Table of public transport services in Raynes Park
| Route number | Start | End | Operator | Frequency | Transport Type | Oyster Zone | Other Info |
|---|---|---|---|---|---|---|---|
| N/A | London Waterloo | Dorking | South Western Railway | 30 mins | Heavy Rail/Railway | 4 |  |
| N/A | London Waterloo | Epsom | South Western Railway | Rush Hour Only | Heavy Rail/Railway | 4 |  |
| N/A | London Waterloo | Guildford | South Western Railway | 30 mins via both Epsom and Surbiton | Heavy Rail/Railway | 4 |  |
| N/A | London Waterloo | Richmond | South Western Railway | 30 mins | Heavy Rail/Railway | 4 |  |
| N/A | London Waterloo | Hampton Court | South Western Railway | 30 mins | Heavy Rail/Railway | 4 |  |
| N/A | London Waterloo | Shepperton | South Western Railway | 30 mins | Heavy Rail/Railway | 4 |  |
| N/A | London Waterloo | Chessington South | South Western Railway | 30 mins | Heavy Rail/Railway | 4 |  |
| 57 | Kingston | Clapham Park | Go-Ahead London/London General | 10 mins 24/7 | Bus | N/A | Via Kingston Hospital |
| 131 | Kingston | Tooting Broadway | Go-Ahead London/London General | 8-12 mins Joint night bus service with route N87. | Bus | N/A | Via New Malden |
| N87 | Kingston | Aldwych | Go-Ahead London/London General | 20 mins | Bus | N/A | Via New Malden |
| 152 | Pollards Hill | New Malden | Go-Ahead London/London General | 10 mins | Bus | N/A |  |
| 163 | Wimbledon | Morden | Go-Ahead London/London General | 10 mins | Bus | N/A | Via Lower Morden |
| K5 | Morden | Ham | Quality Line/RATP Group | 30 mins with no Sunday or Public Holidays service | Bus | N/A | Via Circle Gardens and Wimbledon Chase |
| 655 | Mitcham | Raynes Park High School | Go-Ahead London/London General | School Bus Service | Bus | N/A |  |
| 200 | Mitcham | Raynes Park | Go-Ahead London/London General | 10 mins | Bus | N/A |  |

==Sport and leisure==

Raynes Park has a Non-League football club Raynes Park Vale F.C. who play at Prince George's Fields. Other leisure facilities in the area include the Raynes Park Residents Lawn Tennis Club, and the Malden Golf Club. The Malden Golf Club was founded in 1893 and the parkland course is set over an area of 120 acres. Wimbledon United CC have fielded a number of Sunday cricket teams with great success at their home ground at Cottenham Park for the past 90 years. Cannon Hill Common is popular for walking, cycling, recreational fishing and angling, dog walking, bird watching and represents a small piece of countryside within the city of London. Wimbledon Volleyball Club is based at Raynes Park High School.

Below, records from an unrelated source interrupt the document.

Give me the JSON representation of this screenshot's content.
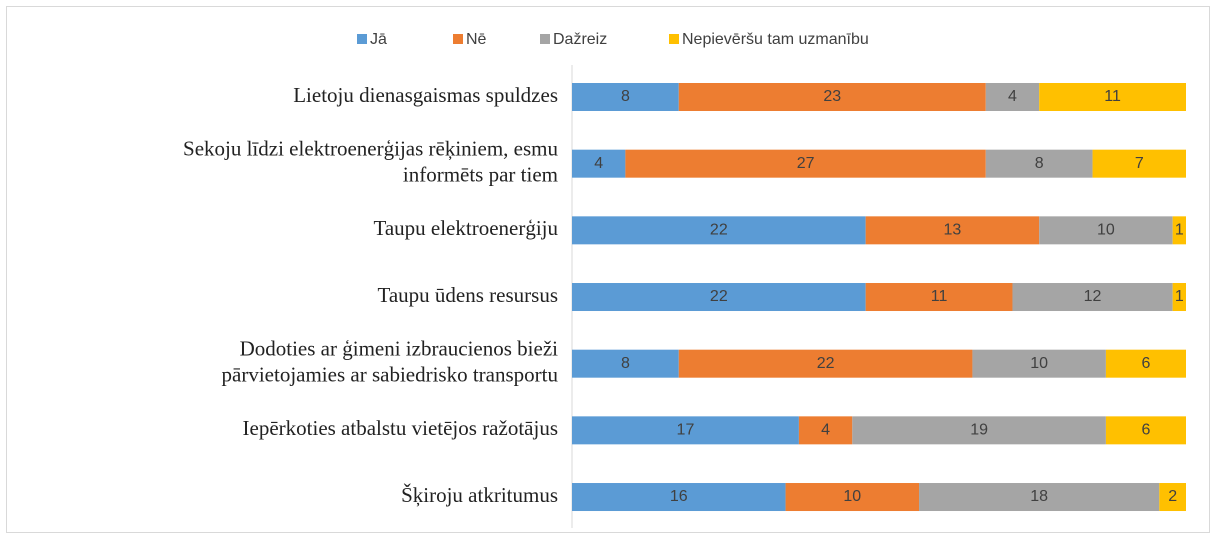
{
  "chart_data": {
    "type": "stacked_barh",
    "categories": [
      [
        "Lietoju dienasgaismas spuldzes"
      ],
      [
        "Sekoju līdzi elektroenerģijas rēķiniem, esmu",
        "informēts par tiem"
      ],
      [
        "Taupu elektroenerģiju"
      ],
      [
        "Taupu ūdens resursus"
      ],
      [
        "Dodoties ar ģimeni izbraucienos bieži",
        "pārvietojamies ar sabiedrisko transportu"
      ],
      [
        "Iepērkoties atbalstu vietējos ražotājus"
      ],
      [
        "Šķiroju atkritumus"
      ]
    ],
    "series": [
      {
        "name": "Jā",
        "color": "#5b9bd5",
        "values": [
          8,
          4,
          22,
          22,
          8,
          17,
          16
        ]
      },
      {
        "name": "Nē",
        "color": "#ed7d31",
        "values": [
          23,
          27,
          13,
          11,
          22,
          4,
          10
        ]
      },
      {
        "name": "Dažreiz",
        "color": "#a5a5a5",
        "values": [
          4,
          8,
          10,
          12,
          10,
          19,
          18
        ]
      },
      {
        "name": "Nepievēršu tam uzmanību",
        "color": "#ffc000",
        "values": [
          11,
          7,
          1,
          1,
          6,
          6,
          2
        ]
      }
    ],
    "xlim": [
      0,
      46
    ],
    "legend": "top"
  }
}
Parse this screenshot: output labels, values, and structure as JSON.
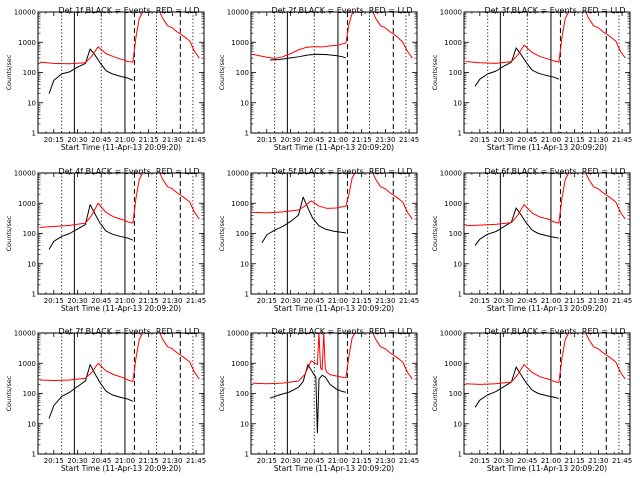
{
  "chart_data": {
    "type": "line",
    "layout": "3x3 grid of panels",
    "colors": {
      "events": "#000000",
      "lld": "#ff0000"
    },
    "legend": {
      "black": "BLACK",
      "black_label": "Events",
      "red": "RED",
      "red_label": "LLD",
      "separator": "=",
      "comma": ","
    },
    "x_ticks": [
      "20:15",
      "20:30",
      "20:45",
      "21:00",
      "21:15",
      "21:30",
      "21:45"
    ],
    "x_ticks_minutes": [
      0,
      15,
      30,
      45,
      60,
      75,
      90
    ],
    "xlim_minutes": [
      -10,
      95
    ],
    "y_scale": "log",
    "ylim": [
      1,
      10000
    ],
    "y_ticks": [
      "1",
      "10",
      "100",
      "1000",
      "10000"
    ],
    "ylabel": "Counts/sec",
    "x_axis_time_note": "minutes after 20:15",
    "panels": [
      {
        "title": "Det 1f",
        "xlabel": "Start Time (11-Apr-13 20:09:20)",
        "red": {
          "x": [
            -9,
            0,
            10,
            20,
            24,
            28,
            33,
            38,
            44,
            47,
            50,
            52,
            54,
            57,
            62,
            66,
            69,
            72,
            75,
            78,
            82,
            86,
            89,
            92
          ],
          "y": [
            220,
            200,
            195,
            210,
            350,
            700,
            420,
            330,
            260,
            230,
            220,
            1500,
            6000,
            12000,
            11000,
            13000,
            6000,
            3500,
            3000,
            2200,
            1600,
            1100,
            500,
            300
          ]
        },
        "black": {
          "x": [
            -3,
            0,
            5,
            10,
            15,
            20,
            23,
            26,
            29,
            33,
            37,
            42,
            47,
            50
          ],
          "y": [
            20,
            55,
            90,
            105,
            150,
            200,
            600,
            380,
            220,
            115,
            90,
            75,
            65,
            55
          ]
        },
        "solid_lines": [
          13,
          45
        ],
        "dashed_lines": [
          51,
          80
        ],
        "dotted_lines": [
          5,
          30,
          65,
          88
        ]
      },
      {
        "title": "Det 2f",
        "xlabel": "Start Time (11-Apr-13 20:09:20)",
        "red": {
          "x": [
            -9,
            0,
            5,
            10,
            15,
            20,
            25,
            30,
            35,
            40,
            45,
            50,
            52,
            54,
            57,
            62,
            66,
            69,
            72,
            75,
            78,
            82,
            86,
            89,
            92
          ],
          "y": [
            400,
            320,
            290,
            330,
            420,
            560,
            680,
            720,
            700,
            760,
            800,
            950,
            4000,
            9000,
            12000,
            11000,
            13000,
            6000,
            3500,
            3000,
            2200,
            1600,
            1000,
            500,
            300
          ]
        },
        "black": {
          "x": [
            2,
            8,
            14,
            20,
            26,
            32,
            38,
            44,
            48,
            50
          ],
          "y": [
            260,
            270,
            300,
            330,
            380,
            400,
            390,
            360,
            330,
            300
          ]
        },
        "solid_lines": [
          13,
          45
        ],
        "dashed_lines": [
          51,
          80
        ],
        "dotted_lines": [
          5,
          30,
          65,
          88
        ]
      },
      {
        "title": "Det 3f",
        "xlabel": "Start Time (11-Apr-13 20:09:20)",
        "red": {
          "x": [
            -9,
            0,
            10,
            20,
            24,
            28,
            33,
            38,
            44,
            47,
            50,
            52,
            54,
            57,
            62,
            66,
            69,
            72,
            75,
            78,
            82,
            86,
            89,
            92
          ],
          "y": [
            230,
            210,
            200,
            230,
            380,
            800,
            460,
            340,
            270,
            240,
            220,
            1500,
            6000,
            12000,
            11000,
            13000,
            6000,
            3500,
            3000,
            2200,
            1600,
            1100,
            500,
            300
          ]
        },
        "black": {
          "x": [
            -3,
            0,
            5,
            10,
            15,
            20,
            23,
            26,
            29,
            33,
            37,
            42,
            47,
            50
          ],
          "y": [
            35,
            60,
            90,
            110,
            160,
            220,
            650,
            400,
            230,
            120,
            95,
            80,
            70,
            60
          ]
        },
        "solid_lines": [
          13,
          45
        ],
        "dashed_lines": [
          51,
          80
        ],
        "dotted_lines": [
          5,
          30,
          65,
          88
        ]
      },
      {
        "title": "Det 4f",
        "xlabel": "Start Time (11-Apr-13 20:09:20)",
        "red": {
          "x": [
            -9,
            0,
            10,
            20,
            24,
            28,
            33,
            38,
            44,
            47,
            50,
            52,
            54,
            57,
            62,
            66,
            69,
            72,
            75,
            78,
            82,
            86,
            89,
            92
          ],
          "y": [
            160,
            170,
            185,
            220,
            400,
            1000,
            500,
            350,
            280,
            240,
            220,
            1500,
            6000,
            12000,
            11000,
            13000,
            6000,
            3500,
            3000,
            2200,
            1600,
            1100,
            500,
            300
          ]
        },
        "black": {
          "x": [
            -3,
            0,
            5,
            10,
            15,
            20,
            23,
            26,
            29,
            33,
            37,
            42,
            47,
            50
          ],
          "y": [
            30,
            55,
            80,
            100,
            140,
            200,
            900,
            450,
            230,
            120,
            95,
            80,
            70,
            60
          ]
        },
        "solid_lines": [
          13,
          45
        ],
        "dashed_lines": [
          51,
          80
        ],
        "dotted_lines": [
          5,
          30,
          65,
          88
        ]
      },
      {
        "title": "Det 5f",
        "xlabel": "Start Time (11-Apr-13 20:09:20)",
        "red": {
          "x": [
            -9,
            0,
            10,
            20,
            24,
            28,
            33,
            38,
            44,
            47,
            50,
            52,
            54,
            57,
            62,
            66,
            69,
            72,
            75,
            78,
            82,
            86,
            89,
            92
          ],
          "y": [
            500,
            480,
            520,
            600,
            800,
            1200,
            800,
            680,
            700,
            750,
            800,
            2000,
            7000,
            12000,
            11000,
            13000,
            6000,
            3500,
            3000,
            2200,
            1600,
            1100,
            500,
            300
          ]
        },
        "black": {
          "x": [
            -3,
            0,
            5,
            10,
            15,
            20,
            23,
            26,
            29,
            33,
            37,
            42,
            47,
            50
          ],
          "y": [
            50,
            90,
            130,
            170,
            250,
            400,
            1600,
            700,
            320,
            180,
            140,
            120,
            110,
            105
          ]
        },
        "solid_lines": [
          13,
          45
        ],
        "dashed_lines": [
          51,
          80
        ],
        "dotted_lines": [
          5,
          30,
          65,
          88
        ]
      },
      {
        "title": "Det 6f",
        "xlabel": "Start Time (11-Apr-13 20:09:20)",
        "red": {
          "x": [
            -9,
            0,
            10,
            20,
            24,
            28,
            33,
            38,
            44,
            47,
            50,
            52,
            54,
            57,
            62,
            66,
            69,
            72,
            75,
            78,
            82,
            86,
            89,
            92
          ],
          "y": [
            180,
            190,
            200,
            230,
            400,
            900,
            480,
            350,
            290,
            240,
            220,
            1500,
            6000,
            12000,
            11000,
            13000,
            6000,
            3500,
            3000,
            2200,
            1600,
            1100,
            500,
            300
          ]
        },
        "black": {
          "x": [
            -3,
            0,
            5,
            10,
            15,
            20,
            23,
            26,
            29,
            33,
            37,
            42,
            47,
            50
          ],
          "y": [
            40,
            65,
            95,
            115,
            165,
            240,
            700,
            420,
            240,
            130,
            100,
            85,
            75,
            70
          ]
        },
        "solid_lines": [
          13,
          45
        ],
        "dashed_lines": [
          51,
          80
        ],
        "dotted_lines": [
          5,
          30,
          65,
          88
        ]
      },
      {
        "title": "Det 7f",
        "xlabel": "Start Time (11-Apr-13 20:09:20)",
        "red": {
          "x": [
            -9,
            0,
            10,
            20,
            24,
            28,
            33,
            38,
            44,
            47,
            50,
            52,
            54,
            57,
            62,
            66,
            69,
            72,
            75,
            78,
            82,
            86,
            89,
            92
          ],
          "y": [
            280,
            270,
            280,
            320,
            500,
            1000,
            560,
            420,
            330,
            280,
            250,
            1500,
            6000,
            12000,
            11000,
            13000,
            6000,
            3500,
            3000,
            2200,
            1600,
            1100,
            500,
            300
          ]
        },
        "black": {
          "x": [
            -3,
            0,
            5,
            10,
            15,
            20,
            23,
            26,
            29,
            33,
            37,
            42,
            47,
            50
          ],
          "y": [
            15,
            40,
            80,
            110,
            170,
            260,
            900,
            450,
            240,
            120,
            90,
            75,
            65,
            55
          ]
        },
        "solid_lines": [
          13,
          45
        ],
        "dashed_lines": [
          51,
          80
        ],
        "dotted_lines": [
          5,
          30,
          65,
          88
        ]
      },
      {
        "title": "Det 8f",
        "xlabel": "Start Time (11-Apr-13 20:09:20)",
        "red": {
          "x": [
            -9,
            0,
            10,
            20,
            24,
            28,
            32,
            33,
            34,
            35,
            36,
            37,
            38,
            40,
            44,
            47,
            50,
            52,
            54,
            57,
            62,
            66,
            69,
            72,
            75,
            78,
            82,
            86,
            89,
            92
          ],
          "y": [
            220,
            210,
            220,
            260,
            420,
            1200,
            900,
            10000,
            700,
            600,
            10000,
            650,
            500,
            420,
            380,
            350,
            330,
            1800,
            7000,
            12000,
            11000,
            13000,
            6000,
            3500,
            3000,
            2200,
            1600,
            1100,
            500,
            300
          ]
        },
        "black": {
          "x": [
            2,
            8,
            14,
            20,
            23,
            26,
            29,
            31,
            32,
            33,
            35,
            37,
            40,
            44,
            47,
            50
          ],
          "y": [
            70,
            90,
            110,
            160,
            250,
            900,
            500,
            350,
            5,
            300,
            400,
            350,
            200,
            140,
            120,
            110
          ]
        },
        "solid_lines": [
          13,
          45
        ],
        "dashed_lines": [
          51,
          80
        ],
        "dotted_lines": [
          5,
          30,
          65,
          88
        ]
      },
      {
        "title": "Det 9f",
        "xlabel": "Start Time (11-Apr-13 20:09:20)",
        "red": {
          "x": [
            -9,
            0,
            10,
            20,
            24,
            28,
            33,
            38,
            44,
            47,
            50,
            52,
            54,
            57,
            62,
            66,
            69,
            72,
            75,
            78,
            82,
            86,
            89,
            92
          ],
          "y": [
            210,
            200,
            210,
            240,
            420,
            900,
            500,
            360,
            290,
            250,
            230,
            1500,
            6000,
            12000,
            11000,
            13000,
            6000,
            3500,
            3000,
            2200,
            1600,
            1100,
            500,
            300
          ]
        },
        "black": {
          "x": [
            -3,
            0,
            5,
            10,
            15,
            20,
            23,
            26,
            29,
            33,
            37,
            42,
            47,
            50
          ],
          "y": [
            35,
            60,
            90,
            115,
            165,
            240,
            750,
            420,
            240,
            130,
            100,
            85,
            75,
            68
          ]
        },
        "solid_lines": [
          13,
          45
        ],
        "dashed_lines": [
          51,
          80
        ],
        "dotted_lines": [
          5,
          30,
          65,
          88
        ]
      }
    ]
  }
}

From 2010 to 2022 the MyRaynesPark Festival took place annually for a week during the summer, providing arts and cultural events for the local community, with previous guest speakers including Yasmin Alibhai-Brown and Tim Vine.

In 2025, Raynes Park hosted its first Free Film Festival. This included feature films, as well as short films by local filmmakers including Keif Gwinn, Carmela Corbett, and Mark Lever.

== Notable residents ==
- Oliver Reed, actor
- Richard Briers, actor
- Mike Lindup, Level 42 keyboard player & vocalist
- Ted Drake, Arsenal & England footballer, Chelsea manager lived in Devas Road
- Danny Cipriani, England rugby player
- Chris Powell, footballer
- Martin Brett (Brett Martini), musician, Voice of the Beehive
- Graham Stuart, footballer
- Dave Benson-Phillips, children's television presenter, who lived in Cannon Hill Lane
- Mavis Cheek, novelist, as a child
- Tubby Hayes, jazz musician
- Jay Laga'aia, actor
- Max Clifford, former publicist
- Bella Emberg, actor and comedian
- Ed Gamble, comedian and podcaster
- Hayley Mills, actor lived on Cambridge Road
- Dane Vilas, South African cricketer and coach.